Oleh: Jones Gultom
Memasuki petang, jarum jam terasa bergerak cepat menuju angka 6. Langit di Bukit Singgolom, Balige, Tobasa, Sumatera Utara pun mulai berwana jingga. Sebuah benda bulat raksasa, perlahan mulai jatuh ke Danau Toba. Permukaan danau yang tadinya biru kehitaman, berubah menjadi kuning keemasan. Danau Toba seperti mendidih oleh pancaran sinar matahari senja. Detik-detik peristiwa itu pun menjadi tontonan ratusan pengunjung yang berwisata ke tempat itu pada pertengahan Juni 2019 lalu. Dari bibir jurang, mata mereka tak berkedip memandang. Menyaksikan detik demi detik tenggelamnya matahari ke dasar danau. Semilir angin senja yang bertiup landai, ikut menyempurnakan suasana sunset di surga tersembunyi di sudut Danau Toba itu.

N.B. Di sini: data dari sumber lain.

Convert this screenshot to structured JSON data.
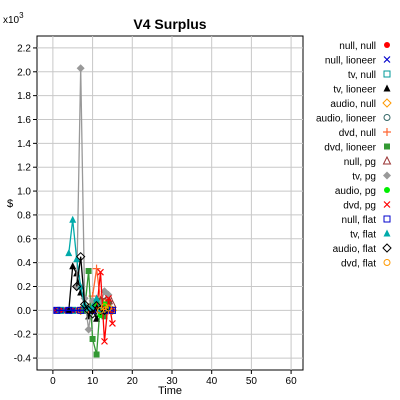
{
  "chart_data": {
    "type": "line",
    "title": "V4 Surplus",
    "xlabel": "Time",
    "ylabel": "$",
    "y_exponent_label": "x10",
    "y_exponent_power": "3",
    "xlim": [
      -4,
      63
    ],
    "ylim": [
      -0.5,
      2.3
    ],
    "x_ticks": [
      0,
      10,
      20,
      30,
      40,
      50,
      60
    ],
    "y_ticks": [
      -0.4,
      -0.2,
      0.0,
      0.2,
      0.4,
      0.6,
      0.8,
      1.0,
      1.2,
      1.4,
      1.6,
      1.8,
      2.0,
      2.2
    ],
    "x_tick_labels": [
      "0",
      "10",
      "20",
      "30",
      "40",
      "50",
      "60"
    ],
    "y_tick_labels": [
      "-0.4",
      "-0.2",
      "0.0",
      "0.2",
      "0.4",
      "0.6",
      "0.8",
      "1.0",
      "1.2",
      "1.4",
      "1.6",
      "1.8",
      "2.0",
      "2.2"
    ],
    "grid": true,
    "legend_position": "right",
    "series": [
      {
        "name": "null, null",
        "color": "#ff0000",
        "marker": "circle-filled",
        "points": [
          [
            1,
            0
          ],
          [
            2,
            0
          ],
          [
            3,
            0
          ],
          [
            4,
            0
          ],
          [
            5,
            0
          ],
          [
            6,
            0
          ],
          [
            7,
            0
          ],
          [
            8,
            0
          ],
          [
            9,
            0
          ],
          [
            10,
            0
          ],
          [
            11,
            0
          ],
          [
            12,
            0
          ],
          [
            13,
            0
          ],
          [
            14,
            0
          ],
          [
            15,
            0
          ]
        ]
      },
      {
        "name": "null, lioneer",
        "color": "#0000cc",
        "marker": "x",
        "points": [
          [
            1,
            0
          ],
          [
            3,
            0
          ],
          [
            5,
            0
          ],
          [
            7,
            0
          ],
          [
            9,
            0
          ],
          [
            11,
            0
          ],
          [
            13,
            0
          ],
          [
            15,
            0
          ]
        ]
      },
      {
        "name": "tv, null",
        "color": "#009999",
        "marker": "square-open",
        "points": [
          [
            2,
            0
          ],
          [
            5,
            0
          ],
          [
            8,
            0
          ],
          [
            11,
            0.01
          ],
          [
            13,
            0.02
          ],
          [
            15,
            0
          ]
        ]
      },
      {
        "name": "tv, lioneer",
        "color": "#000000",
        "marker": "triangle-filled",
        "points": [
          [
            4,
            0
          ],
          [
            5,
            0.37
          ],
          [
            6,
            0.31
          ],
          [
            7,
            0.15
          ],
          [
            8,
            0.05
          ],
          [
            9,
            -0.05
          ],
          [
            10,
            0.01
          ],
          [
            11,
            -0.07
          ],
          [
            12,
            0.01
          ],
          [
            13,
            0
          ],
          [
            14,
            0
          ]
        ]
      },
      {
        "name": "audio, null",
        "color": "#ff9900",
        "marker": "diamond-open",
        "points": [
          [
            7,
            0
          ],
          [
            9,
            0.02
          ],
          [
            11,
            0.03
          ],
          [
            13,
            0.06
          ],
          [
            15,
            0
          ]
        ]
      },
      {
        "name": "audio, lioneer",
        "color": "#336666",
        "marker": "circle-open",
        "points": [
          [
            8,
            0
          ],
          [
            10,
            0.05
          ],
          [
            12,
            0.02
          ],
          [
            14,
            0
          ]
        ]
      },
      {
        "name": "dvd, null",
        "color": "#ff6633",
        "marker": "plus",
        "points": [
          [
            9,
            0
          ],
          [
            10,
            0.12
          ],
          [
            11,
            0.35
          ],
          [
            12,
            0.08
          ],
          [
            13,
            -0.02
          ],
          [
            14,
            0
          ]
        ]
      },
      {
        "name": "dvd, lioneer",
        "color": "#339933",
        "marker": "square-filled",
        "points": [
          [
            8,
            0
          ],
          [
            9,
            0.33
          ],
          [
            10,
            -0.24
          ],
          [
            11,
            -0.37
          ],
          [
            12,
            0.08
          ],
          [
            13,
            -0.05
          ],
          [
            14,
            0.06
          ]
        ]
      },
      {
        "name": "null, pg",
        "color": "#993333",
        "marker": "triangle-open",
        "points": [
          [
            10,
            0
          ],
          [
            12,
            0.08
          ],
          [
            14,
            0.12
          ],
          [
            15,
            0.05
          ]
        ]
      },
      {
        "name": "tv, pg",
        "color": "#999999",
        "marker": "diamond-filled",
        "points": [
          [
            6,
            0.2
          ],
          [
            7,
            2.03
          ],
          [
            8,
            0.1
          ],
          [
            9,
            -0.16
          ],
          [
            10,
            0.08
          ],
          [
            11,
            0
          ],
          [
            12,
            0.06
          ],
          [
            13,
            0.16
          ],
          [
            14,
            0.13
          ]
        ]
      },
      {
        "name": "audio, pg",
        "color": "#00ee00",
        "marker": "circle-filled",
        "points": [
          [
            10,
            0.02
          ],
          [
            11,
            0.06
          ],
          [
            12,
            -0.04
          ],
          [
            13,
            0.05
          ],
          [
            14,
            0.02
          ]
        ]
      },
      {
        "name": "dvd, pg",
        "color": "#ff0000",
        "marker": "x",
        "points": [
          [
            11,
            0
          ],
          [
            12,
            0.32
          ],
          [
            13,
            -0.26
          ],
          [
            14,
            0.1
          ],
          [
            15,
            -0.11
          ]
        ]
      },
      {
        "name": "null, flat",
        "color": "#0000cc",
        "marker": "square-open",
        "points": [
          [
            1,
            0
          ],
          [
            4,
            0
          ],
          [
            7,
            0
          ],
          [
            10,
            0
          ],
          [
            13,
            0
          ],
          [
            15,
            0
          ]
        ]
      },
      {
        "name": "tv, flat",
        "color": "#00aaaa",
        "marker": "triangle-filled",
        "points": [
          [
            4,
            0.48
          ],
          [
            5,
            0.76
          ],
          [
            6,
            0.43
          ],
          [
            7,
            0.2
          ],
          [
            8,
            0.05
          ],
          [
            9,
            0.02
          ],
          [
            10,
            0.03
          ],
          [
            11,
            0.1
          ],
          [
            12,
            0.01
          ]
        ]
      },
      {
        "name": "audio, flat",
        "color": "#000000",
        "marker": "diamond-open",
        "points": [
          [
            6,
            0.2
          ],
          [
            7,
            0.45
          ],
          [
            8,
            0.05
          ],
          [
            9,
            0
          ],
          [
            10,
            -0.03
          ],
          [
            11,
            0.04
          ],
          [
            12,
            0
          ],
          [
            13,
            0
          ]
        ]
      },
      {
        "name": "dvd, flat",
        "color": "#ff9900",
        "marker": "circle-open",
        "points": [
          [
            12,
            0
          ],
          [
            13,
            0.03
          ],
          [
            14,
            0.02
          ]
        ]
      }
    ]
  }
}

Rasa decak kagum pun tak berhenti mengucur dari bibir sejumlah pengunjung. Salah satunya Emy Pardede. Meski Emy lahir dan besar di Balige, tapi Emy mengaku tak pernah bosan untuk menyaksikan fenomena sunset dari Bukit Singgolom. “Ini kampungku. Aku lahir dan besar di Desa Meat,” katanya sembari menunjuk ke bawah. Tapi sampai sekarang tak pernah aku bosan melihat pemandangannya, kata Emy yang berprofesi sebagai pendidik ini.
Ya, Bukit Singgolom merupakan sebuah dataran tinggi yang berada di Kecamatan Tampahan, Kabupaten Toba Samosir (Tobasa) Sumatera Utara (Sumut). Ada sejumlah desa yang berada di gugusan pebukitan ini. Antara lain, Lintong Ni Huta, Meat dan Tara Bunga. Keindahan alam dari Bukit Singgolom sudah tak terbantahkan lagi. Dari bukit ini pengunjung bisa melihat nyaris 360 derajat view Danau Toba. Hal itu dikarenakan selain posisinya yang berada di ketinggian, hamparan Danau Toba juga terlihat “lapang” dan luas. Apalagi tidak ada bukit-bukit yang menghalangi mata memandang.
Dari Bukit Singgolom kita bisa menyaksikan gugusan pulau-pulau kecil di permukaan danau, tepat di bawah jurang. Rimbunan hutan dan perkampungan di bawahnya semakin menambah eksotika alam. Selain itu juga tampak siluet bukit-bukit biru nun jauh di sana. Bukit-bukit biru yang berkabut seolah menjadi backdrop keajaiban alam ini. Tidak heran, karena keindahannya, sejak dulu Bukit Singgolom menjadi incaran pengunjung yang datang berwisata ke Tobasa maupaun Sumatera Utara pada umumnya.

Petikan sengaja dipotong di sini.